No matter how much we try and deny it, we have formed family, those of us far flung and away from our roots. New York is the melting pot. Relationships are the glue; that make this city work. Phone numbers, cocktails, dinner parties and drinks. The dysfunctional closeness. The need for people to divulge their deepest sins to random waiters or waitresses, the shear loneliness, in a city surrounded by millions.
I’m often struck by how many truly powerful people I meet; they are alone and take pride in their solitude. They mention that they want more; they mention their desire for more. Yet can’t come to terms with it. Not understanding, the individuality that can happen in a relationship, most are afraid of loosing themselves to someone.

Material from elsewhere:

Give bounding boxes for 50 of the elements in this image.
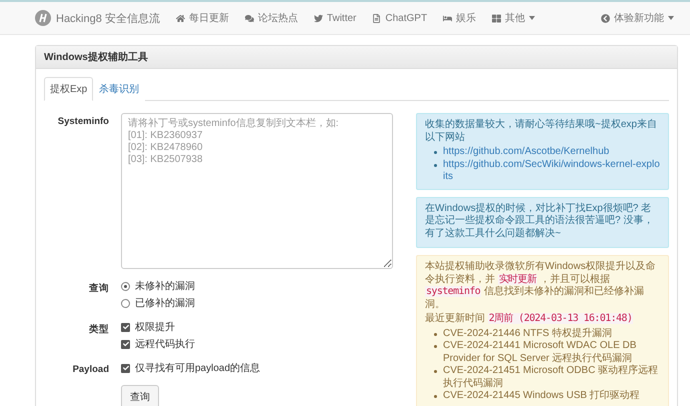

For gay people, I’ve come to realize, that very few of us have actually been accepted, truly accepted by our own biological families, we also have never actually experienced a working family relationship.
It finally dawned on me, that while dating, the biggest taboo that one can mention on a date, even for many months, is to mention anything about family, or growing up. I’m forthright about my dysfunctional past, yet when I ask my potential lovers, about theirs, they are vague. Scared. Like they must take full responsibility for the sins of their parents; they act as though they caused the dysfunction in their early world.
Inevitably, the lover will mention, that they “love their parents and that they did the best they could”. I have the same tag, nailed down. Then they go on to mention that their father was never there, that he worked a lot, that one of the parents was alcoholic, that they grew up in a town full of bigotry and hate toward gay men, that they can never tell their parents, that they are gay. “But the parents know, they just don’t ask, we don’t talk about these things.”
I relate; I feel their pain because it is my own. Yet not one of these lovers, who assures me; of the love they have of family, ever acts as though they know how to forgive.